In: Operations Management
Please answer part e,f,g,h and bonus.
Thank you.
Q1. Betty bakes and sells bagels all year round. Betty plans and manages inventories of paper take-out bags with her logo printed on them. Daily demand for take-out bags is normally distributed with a mean of 90 bags and a standard deviation of 30 bags. Betty’s printer charges her $10 per order for print setup independent of order size. Bags are printed at 5 cents ($0.05) each bag. It takes 4 days for an order to be printed and delivered. Betty has a storage room big enough to hold all reasonable quantities of bags. The holding cost is estimated to be 25% per year. Assume 360 days per year. (Use the H= i × C formula to compute the annual holding cost).
(a) What is the optimal order quantity per order for Betty?
(b) How many times per year does Betty need to order?
(c) How many days will elapse between two consecutive orders?
(d) What is Betty’s total annual inventory-related cost (cost of placing orders and carrying inventory)?
(e) What is the total cost per bag?
(f) What is Betty’s monthly inventory turns?
(g) If Betty wants to make sure the bags do not run out with 99% probability during the order lead time, what is her optimal reorder point? (Use z=2.33 for 99% service level)
(h) If Betty’s printer charges her $12 per order irrespective of order size, what is the total annual inventory-related costs per bag?
(i) (Bonus) Assume that the print cost can be reduced to 3 cents per bag if Betty prints 9000 bags or more at a time. If Betty is interested in minimizing her total cost (i.e., purchase and inventory-related costs), should she begin printing 9000 or more bags at a time?
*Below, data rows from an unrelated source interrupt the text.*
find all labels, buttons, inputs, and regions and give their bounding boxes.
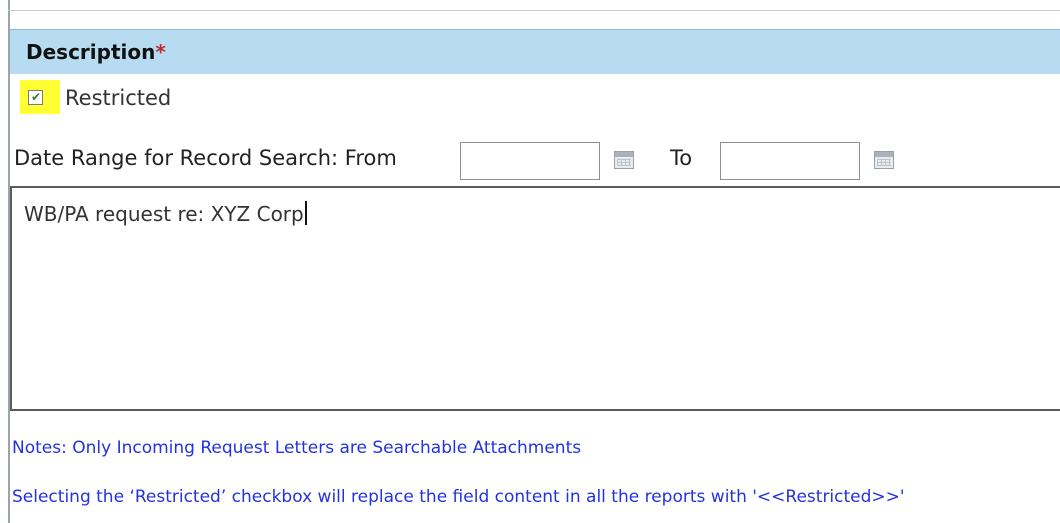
calendar-icon[interactable] (874, 151, 894, 169)
calendar-icon[interactable] (614, 151, 634, 169)
section-title: Description* (26, 40, 166, 64)
description-value: WB/PA request re: XYZ Corp (24, 202, 304, 226)
note-restricted-explanation: Selecting the ‘Restricted’ checkbox will… (12, 487, 905, 507)
date-to-label: To (670, 146, 693, 170)
section-title-text: Description (26, 40, 156, 64)
text-caret (304, 201, 307, 225)
restricted-label: Restricted (65, 86, 172, 110)
restricted-checkbox[interactable]: ✔ (28, 90, 43, 105)
description-text: WB/PA request re: XYZ Corp (24, 201, 307, 226)
required-marker: * (155, 40, 166, 64)
date-range-label: Date Range for Record Search: From (14, 146, 397, 170)
date-from-input[interactable] (460, 142, 600, 180)
date-to-input[interactable] (720, 142, 860, 180)
description-textarea[interactable]: WB/PA request re: XYZ Corp (10, 186, 1060, 411)
frame-top-border (8, 10, 1060, 11)
description-section-header: Description* (10, 29, 1060, 74)
checkmark-icon: ✔ (31, 90, 42, 104)
note-searchable-attachments: Notes: Only Incoming Request Letters are… (12, 438, 582, 458)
Average demand, d = 90 bags per day
Stdev of daily demand, σ = 30 bags
Ordering cost, K = $10 per order
Unit cost, C = $0.05 per unit
Lead time, L = 4 days
Unit holding cost, h = 0.25 of C = $0.0125
(a)
Annual demand, D = 90*360 = 32400 units
Q = (2.D.K/h)1/2 = SQRT(2*32400*10/0.0125) = 7200 units
(d)
Total cost = (Q/2)*h + (D/Q)*K = (7200/2)*0.0125 + (32400/7200)*10 = $90
(e)
The total cost per unit = 90/32400 = $0.0028
(f)
Monthly inventory turns = Monthly demand / Q = (90*30)/7200 = 0.375
(g)
ROP = d.L + z.σ.√L = 90*4 + 2.33*30*√4 = 500 units
(h)
K = $12
Q = (2.D.K/h)1/2 = SQRT(2*32400*12/0.0125) = 7887 units
Total annual inventory cost = (Q/2)*h + (D/Q)*K = (7887/2)*0.0125 + (32400/7887)*12 = $98.60
So, inventory cost per unit = 98.60 / 32400 = $0.0030
(i)
The total annual inventory cost for the EOQ-based policy was $90.
Total cost including the printing cost = 90 + 0.05*32400 = $1,710 per annum ----------------1
For Q=9000, C=$0.03, h = 0.25*0.03 = $0.0075
Total annual inventory cost = (Q/2)*h + (D/Q)*K = (9000/2)*0.0075 + (32400/9000)*10 = $69.75
Total cost including the printing cost = 69.75 + 0.03*32400 = $1,042 per annum -------------2
From 1 and 2, it's obvious that printing 9000 bags is more economical.